HAMILTON TO CHEVALIER DE TERNAY.

Au Cap Henry, le 13 Juin, 1780.

Monsieur le Chevalier:

Je suis envoyé par le Général Washington au Cap Henry pour y attendre votre escadre et vous remettre ainsi qu’à Monsieur le Comte de Rochambau, les dépêches de Monsieur le Marquis de La Fayette--ces dépêches, Monsieur le Chevalier, contiennent le plan d’opérations que le Général Washington a l’honneur de vous proposer, la situation des ennemies et la nôtre relativement aux forces respectives des deux parties, aux points occupés, aux moyens de subsistance et cetéra; tous les changements qui pouvraient survenir sur ces objets doivent m’être communiqués, afin qu’à votre arrivée vous puissiez avoir sous les yeux le plus de données possibles. Les mêmes détails vous attendent à Rhode Island, et si vous ne devez les reçevoir qu’après être arrivé, il est presque indifférent, Monsieur le Chevalier, que votre escadre atterisse à Rhode Island ou au Cap Henry; mais il y a des circonstances qui, si elles vous étaient connues, tendraient peut être à vous déterminer plutôt pour l’un de ces points que pour l’autre, ou même pour un troisième point que vos instructions n’ont pu prévoir. C’est pour vous rendre compte de ces circonstances que je saisis l’occasion du fier Rodrique; heureux si, dans une conjoncture où les moments sont d’une si grande importance, cette lettre peut anticiper de quelques jours vos dispositions.

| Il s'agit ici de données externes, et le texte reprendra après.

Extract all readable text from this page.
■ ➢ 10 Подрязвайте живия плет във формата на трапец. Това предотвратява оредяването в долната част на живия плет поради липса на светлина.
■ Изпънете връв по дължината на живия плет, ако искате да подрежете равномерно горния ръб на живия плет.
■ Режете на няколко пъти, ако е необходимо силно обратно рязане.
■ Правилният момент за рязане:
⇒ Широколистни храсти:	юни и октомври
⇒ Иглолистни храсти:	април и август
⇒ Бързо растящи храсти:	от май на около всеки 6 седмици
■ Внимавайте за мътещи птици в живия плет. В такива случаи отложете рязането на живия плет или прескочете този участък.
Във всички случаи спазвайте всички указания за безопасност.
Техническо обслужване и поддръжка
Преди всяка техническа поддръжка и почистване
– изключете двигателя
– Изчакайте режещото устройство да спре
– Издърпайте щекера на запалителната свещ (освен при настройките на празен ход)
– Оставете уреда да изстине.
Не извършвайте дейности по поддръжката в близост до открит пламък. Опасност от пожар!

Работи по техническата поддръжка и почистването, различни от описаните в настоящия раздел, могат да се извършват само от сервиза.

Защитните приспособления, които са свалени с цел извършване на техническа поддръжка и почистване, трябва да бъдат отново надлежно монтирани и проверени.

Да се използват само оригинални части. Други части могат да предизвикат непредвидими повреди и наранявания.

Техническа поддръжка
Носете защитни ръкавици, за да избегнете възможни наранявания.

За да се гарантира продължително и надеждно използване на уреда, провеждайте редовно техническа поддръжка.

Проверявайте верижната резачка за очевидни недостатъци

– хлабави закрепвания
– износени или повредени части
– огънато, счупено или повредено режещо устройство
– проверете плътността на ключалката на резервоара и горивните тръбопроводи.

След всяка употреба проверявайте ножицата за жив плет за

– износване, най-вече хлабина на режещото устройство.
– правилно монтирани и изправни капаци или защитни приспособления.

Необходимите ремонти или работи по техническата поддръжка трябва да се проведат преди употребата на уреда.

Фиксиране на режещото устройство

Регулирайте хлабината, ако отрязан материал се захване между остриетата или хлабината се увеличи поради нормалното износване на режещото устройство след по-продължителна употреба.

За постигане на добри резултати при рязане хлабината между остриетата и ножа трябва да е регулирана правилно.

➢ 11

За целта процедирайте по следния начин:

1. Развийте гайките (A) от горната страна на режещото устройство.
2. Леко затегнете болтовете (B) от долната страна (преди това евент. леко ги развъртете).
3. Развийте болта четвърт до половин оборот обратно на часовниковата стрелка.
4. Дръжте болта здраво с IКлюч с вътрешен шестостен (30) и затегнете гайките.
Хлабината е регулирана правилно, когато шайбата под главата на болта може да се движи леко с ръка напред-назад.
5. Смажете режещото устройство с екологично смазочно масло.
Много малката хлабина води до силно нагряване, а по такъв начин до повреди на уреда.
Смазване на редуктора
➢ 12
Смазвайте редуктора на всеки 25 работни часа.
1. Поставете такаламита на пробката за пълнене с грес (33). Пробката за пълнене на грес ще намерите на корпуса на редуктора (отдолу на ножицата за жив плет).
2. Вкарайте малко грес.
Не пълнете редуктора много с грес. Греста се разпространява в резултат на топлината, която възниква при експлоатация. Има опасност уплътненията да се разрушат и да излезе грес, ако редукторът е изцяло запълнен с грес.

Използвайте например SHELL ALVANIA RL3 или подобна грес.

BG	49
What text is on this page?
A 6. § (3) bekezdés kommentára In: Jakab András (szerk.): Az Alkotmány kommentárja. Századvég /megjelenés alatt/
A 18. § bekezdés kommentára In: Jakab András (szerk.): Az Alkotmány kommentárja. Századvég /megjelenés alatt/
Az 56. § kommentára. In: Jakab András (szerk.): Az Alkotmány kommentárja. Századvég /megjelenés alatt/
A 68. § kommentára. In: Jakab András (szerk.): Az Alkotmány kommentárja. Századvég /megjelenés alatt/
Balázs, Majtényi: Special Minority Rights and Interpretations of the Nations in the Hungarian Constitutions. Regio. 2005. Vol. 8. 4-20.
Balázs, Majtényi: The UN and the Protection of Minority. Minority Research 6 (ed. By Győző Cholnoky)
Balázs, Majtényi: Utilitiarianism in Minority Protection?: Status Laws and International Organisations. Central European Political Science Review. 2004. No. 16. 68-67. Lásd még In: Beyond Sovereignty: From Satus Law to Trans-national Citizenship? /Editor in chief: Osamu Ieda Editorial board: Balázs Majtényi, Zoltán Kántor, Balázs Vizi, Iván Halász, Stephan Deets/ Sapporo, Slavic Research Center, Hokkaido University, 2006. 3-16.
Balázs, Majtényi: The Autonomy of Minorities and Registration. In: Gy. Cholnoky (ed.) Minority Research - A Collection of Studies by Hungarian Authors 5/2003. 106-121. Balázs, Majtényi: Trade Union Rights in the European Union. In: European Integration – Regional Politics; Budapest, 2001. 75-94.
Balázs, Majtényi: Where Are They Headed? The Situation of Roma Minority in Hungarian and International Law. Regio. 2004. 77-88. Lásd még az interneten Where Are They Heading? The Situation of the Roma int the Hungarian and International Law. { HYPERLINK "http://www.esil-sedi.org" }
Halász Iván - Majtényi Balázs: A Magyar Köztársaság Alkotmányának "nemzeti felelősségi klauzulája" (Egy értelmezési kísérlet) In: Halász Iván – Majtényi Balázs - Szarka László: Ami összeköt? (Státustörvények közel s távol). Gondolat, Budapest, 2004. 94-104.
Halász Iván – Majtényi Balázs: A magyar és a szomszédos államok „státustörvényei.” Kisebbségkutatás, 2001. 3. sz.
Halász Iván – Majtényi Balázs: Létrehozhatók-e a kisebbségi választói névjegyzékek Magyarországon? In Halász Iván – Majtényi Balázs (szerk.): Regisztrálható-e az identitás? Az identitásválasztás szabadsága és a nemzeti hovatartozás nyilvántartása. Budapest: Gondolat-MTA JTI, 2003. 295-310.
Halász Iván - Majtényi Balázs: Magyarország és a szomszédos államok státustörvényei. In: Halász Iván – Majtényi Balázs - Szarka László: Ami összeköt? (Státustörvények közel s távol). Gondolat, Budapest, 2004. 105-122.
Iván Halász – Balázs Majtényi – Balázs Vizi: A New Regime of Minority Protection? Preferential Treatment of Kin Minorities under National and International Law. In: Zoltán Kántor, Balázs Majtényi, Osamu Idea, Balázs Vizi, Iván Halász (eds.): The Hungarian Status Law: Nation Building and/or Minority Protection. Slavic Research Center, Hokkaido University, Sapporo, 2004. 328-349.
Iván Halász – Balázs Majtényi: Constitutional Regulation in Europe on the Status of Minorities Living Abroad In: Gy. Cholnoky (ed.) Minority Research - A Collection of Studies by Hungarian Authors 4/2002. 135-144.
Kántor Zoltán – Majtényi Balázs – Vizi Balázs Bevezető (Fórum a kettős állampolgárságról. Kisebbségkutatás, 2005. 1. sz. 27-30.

1º. Par le plan proposé à vous, Monsieur le Chevalier, et à Monsieur le Comte de Rochambau, les efforts combinés de l’armée Française et Americaine doivent se porter sur New-York, et vous êtes instamment prié de vous rendre immédiatement à Sandy Hook.

2º. Suivant les informations qui m’ont été récemment fournies par le Gouverneur de la Virginie, la ville de Charlestown est prise; les ennemis embarquent une partie des troupes qui en ont fait la Conquête; et d’après la certitude où nous sommes que la destination de votre escadre leur est connue, il semble que cet embarquement pourrait bien avoir pour objet de renforcer la garnison de New-York.

3º. La somme de leurs forces navales sur ce continent se borne à trois vaisseaux de ligne, un de 50 canons, deux de 44, et quelques frégates à Charlestown; un vaisseau de 74 et quelques frégates, sortis de New-York depuis trois semaines et dont nous ignorons la destination.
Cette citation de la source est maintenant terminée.